Access control in Java -- Permission check order

  sonic0002        2016-03-07 04:17:40       4,259        0    

Previously we showed you how to turn on SecurityManager in Java. After SecurityManager is turned on, a series of permission checks will be applied on the code you are calling in your application to protect some resources against malicious access such as files, sockets etc.

To perform these permission checks, a set of Permissions will be created and checked using the AccessController. The AccessController has three purposes :

  • To decide whether an access to a critical system resource is to be allowed or denied, based on the security policy currently in effect,
  • To mark code as being "privileged", thus affecting subsequent access determinations
  • To obtain a "snapshot" of the current calling context so access-control decisions from a different context can be made with respect to the saved context

The AccessController provides a static method to perform the permission check for the current calling stack-- AccessController.checkPermission(), it will take a Permission object which is to be checked as parameter. This Permission will be checked on all protection domains in the current calling stack. If any protection domain fails this check, the permission check fails. 

To grant access to some classes to access some resources, Java provides a policy file at jre/lib/security/java.policy which contains the predefined permissions granted to all classes and Java core API classes. The policy file can be updated to grant specific permission to your application if needed.

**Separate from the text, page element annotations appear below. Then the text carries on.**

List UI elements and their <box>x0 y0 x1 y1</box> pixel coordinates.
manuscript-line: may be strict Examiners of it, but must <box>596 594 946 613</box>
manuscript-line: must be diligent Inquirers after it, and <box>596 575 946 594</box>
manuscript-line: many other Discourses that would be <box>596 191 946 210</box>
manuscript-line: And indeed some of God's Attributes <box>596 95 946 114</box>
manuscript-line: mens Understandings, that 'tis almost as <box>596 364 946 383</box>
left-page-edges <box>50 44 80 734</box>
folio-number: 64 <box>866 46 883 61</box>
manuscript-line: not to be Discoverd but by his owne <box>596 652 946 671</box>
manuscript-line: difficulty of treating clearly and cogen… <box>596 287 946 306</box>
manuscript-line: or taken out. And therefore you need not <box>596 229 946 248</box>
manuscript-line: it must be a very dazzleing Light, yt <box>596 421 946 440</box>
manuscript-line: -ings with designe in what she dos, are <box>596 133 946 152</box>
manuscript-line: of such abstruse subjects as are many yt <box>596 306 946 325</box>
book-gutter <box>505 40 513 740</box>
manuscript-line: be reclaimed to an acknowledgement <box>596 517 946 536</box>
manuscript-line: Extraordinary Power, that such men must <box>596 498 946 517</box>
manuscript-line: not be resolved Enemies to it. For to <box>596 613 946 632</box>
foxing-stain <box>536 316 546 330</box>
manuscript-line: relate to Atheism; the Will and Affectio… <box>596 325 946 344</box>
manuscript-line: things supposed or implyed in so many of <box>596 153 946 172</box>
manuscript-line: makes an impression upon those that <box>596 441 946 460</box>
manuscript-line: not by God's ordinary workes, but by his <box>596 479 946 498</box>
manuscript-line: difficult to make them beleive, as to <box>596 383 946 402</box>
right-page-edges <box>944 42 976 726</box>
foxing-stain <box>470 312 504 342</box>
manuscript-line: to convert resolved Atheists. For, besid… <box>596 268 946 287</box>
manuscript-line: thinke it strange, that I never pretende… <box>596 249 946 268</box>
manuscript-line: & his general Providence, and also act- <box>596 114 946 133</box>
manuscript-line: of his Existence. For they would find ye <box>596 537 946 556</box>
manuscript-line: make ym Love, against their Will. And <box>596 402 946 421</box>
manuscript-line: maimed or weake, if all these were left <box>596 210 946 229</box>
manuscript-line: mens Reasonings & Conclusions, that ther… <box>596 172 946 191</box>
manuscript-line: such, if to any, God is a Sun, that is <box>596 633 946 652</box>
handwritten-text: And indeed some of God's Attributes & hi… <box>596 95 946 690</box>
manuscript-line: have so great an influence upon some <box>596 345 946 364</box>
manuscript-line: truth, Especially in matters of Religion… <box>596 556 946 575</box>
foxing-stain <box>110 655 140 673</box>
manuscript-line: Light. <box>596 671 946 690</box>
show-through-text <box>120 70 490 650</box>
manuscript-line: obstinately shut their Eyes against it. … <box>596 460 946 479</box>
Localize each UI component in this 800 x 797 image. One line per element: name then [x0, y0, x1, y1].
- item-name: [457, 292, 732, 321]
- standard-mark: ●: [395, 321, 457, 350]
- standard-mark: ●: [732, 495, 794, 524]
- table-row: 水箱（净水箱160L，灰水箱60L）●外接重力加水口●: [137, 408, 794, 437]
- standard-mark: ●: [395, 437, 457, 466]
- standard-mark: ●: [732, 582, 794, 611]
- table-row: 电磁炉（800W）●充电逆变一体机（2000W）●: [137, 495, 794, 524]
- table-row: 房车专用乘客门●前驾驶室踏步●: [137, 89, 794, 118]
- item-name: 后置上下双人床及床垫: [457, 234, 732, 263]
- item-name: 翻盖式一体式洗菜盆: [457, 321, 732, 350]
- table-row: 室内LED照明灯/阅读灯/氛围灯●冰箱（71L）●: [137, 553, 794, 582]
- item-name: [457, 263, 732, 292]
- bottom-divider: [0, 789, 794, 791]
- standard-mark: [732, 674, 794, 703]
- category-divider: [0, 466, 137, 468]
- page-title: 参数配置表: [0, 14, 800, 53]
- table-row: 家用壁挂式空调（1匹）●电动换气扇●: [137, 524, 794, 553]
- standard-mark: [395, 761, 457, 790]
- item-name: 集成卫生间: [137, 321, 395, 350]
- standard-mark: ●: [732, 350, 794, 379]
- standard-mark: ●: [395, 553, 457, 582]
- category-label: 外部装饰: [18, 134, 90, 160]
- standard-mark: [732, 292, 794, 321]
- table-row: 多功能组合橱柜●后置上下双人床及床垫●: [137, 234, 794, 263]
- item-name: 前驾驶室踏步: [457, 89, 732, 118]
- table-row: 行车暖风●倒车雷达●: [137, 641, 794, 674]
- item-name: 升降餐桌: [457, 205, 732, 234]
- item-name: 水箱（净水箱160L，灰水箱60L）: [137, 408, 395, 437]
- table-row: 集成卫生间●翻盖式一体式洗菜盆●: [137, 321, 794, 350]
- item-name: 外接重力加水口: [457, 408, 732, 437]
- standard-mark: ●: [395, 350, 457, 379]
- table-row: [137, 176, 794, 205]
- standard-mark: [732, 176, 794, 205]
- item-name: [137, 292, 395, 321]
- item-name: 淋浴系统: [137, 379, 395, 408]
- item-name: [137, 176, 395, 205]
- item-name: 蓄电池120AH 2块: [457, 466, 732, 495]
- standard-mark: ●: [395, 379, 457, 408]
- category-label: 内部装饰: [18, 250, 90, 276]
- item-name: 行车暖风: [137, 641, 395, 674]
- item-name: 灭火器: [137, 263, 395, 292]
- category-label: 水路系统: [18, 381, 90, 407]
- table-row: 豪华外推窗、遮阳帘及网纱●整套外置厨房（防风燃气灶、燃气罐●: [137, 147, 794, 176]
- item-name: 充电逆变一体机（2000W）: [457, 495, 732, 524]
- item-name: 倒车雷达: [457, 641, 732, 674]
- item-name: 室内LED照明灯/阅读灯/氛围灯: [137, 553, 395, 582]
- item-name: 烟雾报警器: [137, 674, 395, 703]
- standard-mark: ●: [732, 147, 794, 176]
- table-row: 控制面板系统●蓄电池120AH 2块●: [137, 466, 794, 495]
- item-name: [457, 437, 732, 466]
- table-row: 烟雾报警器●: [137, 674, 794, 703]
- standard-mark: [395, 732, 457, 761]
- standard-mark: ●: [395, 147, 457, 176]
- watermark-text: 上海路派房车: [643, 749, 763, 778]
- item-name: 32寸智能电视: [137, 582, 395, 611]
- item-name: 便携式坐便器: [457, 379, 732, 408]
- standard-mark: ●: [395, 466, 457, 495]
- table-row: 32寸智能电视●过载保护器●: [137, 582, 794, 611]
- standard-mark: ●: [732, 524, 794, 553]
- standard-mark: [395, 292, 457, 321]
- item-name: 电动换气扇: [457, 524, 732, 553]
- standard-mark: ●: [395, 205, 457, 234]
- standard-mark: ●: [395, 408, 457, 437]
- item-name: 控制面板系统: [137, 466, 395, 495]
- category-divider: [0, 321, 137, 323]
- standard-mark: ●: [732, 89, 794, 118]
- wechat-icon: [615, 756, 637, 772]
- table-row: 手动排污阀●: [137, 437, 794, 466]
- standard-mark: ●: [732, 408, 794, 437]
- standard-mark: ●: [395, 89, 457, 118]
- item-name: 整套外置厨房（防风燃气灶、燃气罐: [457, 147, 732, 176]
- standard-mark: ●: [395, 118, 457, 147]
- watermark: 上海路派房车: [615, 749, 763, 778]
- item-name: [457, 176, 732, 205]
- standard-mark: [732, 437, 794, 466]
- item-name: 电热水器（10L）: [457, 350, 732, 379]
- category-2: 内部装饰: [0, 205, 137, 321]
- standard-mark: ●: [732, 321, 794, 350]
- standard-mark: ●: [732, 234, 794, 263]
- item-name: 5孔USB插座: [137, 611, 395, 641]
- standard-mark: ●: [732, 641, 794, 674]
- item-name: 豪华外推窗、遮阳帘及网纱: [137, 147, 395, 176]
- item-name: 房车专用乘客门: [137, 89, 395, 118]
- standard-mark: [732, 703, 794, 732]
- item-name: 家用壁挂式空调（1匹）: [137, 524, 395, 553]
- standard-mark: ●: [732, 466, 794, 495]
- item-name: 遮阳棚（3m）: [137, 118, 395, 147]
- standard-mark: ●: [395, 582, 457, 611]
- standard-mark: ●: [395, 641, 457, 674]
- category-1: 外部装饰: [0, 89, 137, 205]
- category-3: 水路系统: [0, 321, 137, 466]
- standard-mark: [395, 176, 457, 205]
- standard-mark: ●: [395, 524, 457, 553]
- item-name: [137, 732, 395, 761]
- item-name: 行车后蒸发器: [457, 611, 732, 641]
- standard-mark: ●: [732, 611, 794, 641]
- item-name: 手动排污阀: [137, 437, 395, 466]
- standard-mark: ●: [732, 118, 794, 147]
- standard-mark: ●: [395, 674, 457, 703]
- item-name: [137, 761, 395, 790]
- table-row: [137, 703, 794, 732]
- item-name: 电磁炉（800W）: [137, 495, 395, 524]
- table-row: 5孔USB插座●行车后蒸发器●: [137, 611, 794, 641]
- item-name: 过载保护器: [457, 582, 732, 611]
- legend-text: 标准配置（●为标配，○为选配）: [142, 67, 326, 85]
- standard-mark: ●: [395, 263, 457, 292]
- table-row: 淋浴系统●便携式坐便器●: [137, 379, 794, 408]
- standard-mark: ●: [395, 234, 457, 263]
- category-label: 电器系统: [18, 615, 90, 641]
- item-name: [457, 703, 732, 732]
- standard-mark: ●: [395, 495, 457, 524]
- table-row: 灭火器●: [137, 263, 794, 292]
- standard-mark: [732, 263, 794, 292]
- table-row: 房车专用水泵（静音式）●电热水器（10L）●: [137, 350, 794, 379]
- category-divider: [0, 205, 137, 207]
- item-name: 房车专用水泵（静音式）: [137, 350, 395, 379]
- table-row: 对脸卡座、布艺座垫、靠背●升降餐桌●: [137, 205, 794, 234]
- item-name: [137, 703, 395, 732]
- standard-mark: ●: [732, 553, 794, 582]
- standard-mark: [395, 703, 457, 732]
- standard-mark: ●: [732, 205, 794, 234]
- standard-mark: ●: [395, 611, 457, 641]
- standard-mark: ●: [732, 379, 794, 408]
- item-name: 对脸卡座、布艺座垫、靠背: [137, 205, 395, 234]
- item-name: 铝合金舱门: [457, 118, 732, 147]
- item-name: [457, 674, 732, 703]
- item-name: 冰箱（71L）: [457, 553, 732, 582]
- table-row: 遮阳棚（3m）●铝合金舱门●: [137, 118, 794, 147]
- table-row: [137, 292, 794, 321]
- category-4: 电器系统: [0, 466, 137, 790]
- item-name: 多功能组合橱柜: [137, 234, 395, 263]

Now let's move on to details how the permission check is performed for each protection domain on the calling stack. For example, if we have three classes : AccessTestprotectiondomain.b.B and protectiondomain.a.A. Each class is in a different protection domain, AccessTest is in System Domain, protectiondomain.b.B is in protection domain http://b.test.com and protectiondomain.a.A is in protection domain http://a.test.com.

If we have following stacktrace after calling AcessTest,main() :

at protectiondomain.a.A.test0(A.java:12)
at protectiondomain.a.A.test(A.java:6)
at protectiondomain.b.B.test(B.java:9)
at AccessTest.main(AccessTest.java:7)

In protectiondomain.a.A.test0(), there is a call to System.getProperty("os.name"). When SecurityManager is turned on, the method call System.getProperty("os.name") will internally invoke a permission check to see whether the calling class protectiondomain.a.A has the proper read permission of the system property os.name

From the stack trace, there are three protection domains in the calling stack, they are http://a.test.com, http://b.test.com, and System Domain. So the check will first start for protection http://a.test.com, if it has the read permission of os.name, then the check will proceed for protection domain http://b.test.com, if it also has the read permission, then the check will proceed for System Domain, if System Domain also has the read permission, then the AccessController.checkPermission() will silently return and the check is successful. Otherwise, if for example http://b.test.com does not have the read permission for os.name, then the  AccessController.checkPermission() will throw an AccessControlException immediately.

What if sometimes you may want to give temporary access to some class in some protection domain which initially doesn't have the proper permission to access some resource? AccessController provides a few doPrivileged() methods which can grant temporary permission. 

We will cover the purpose of doPrivileged() and how permission checks will be done in doPrivileged() in a future post.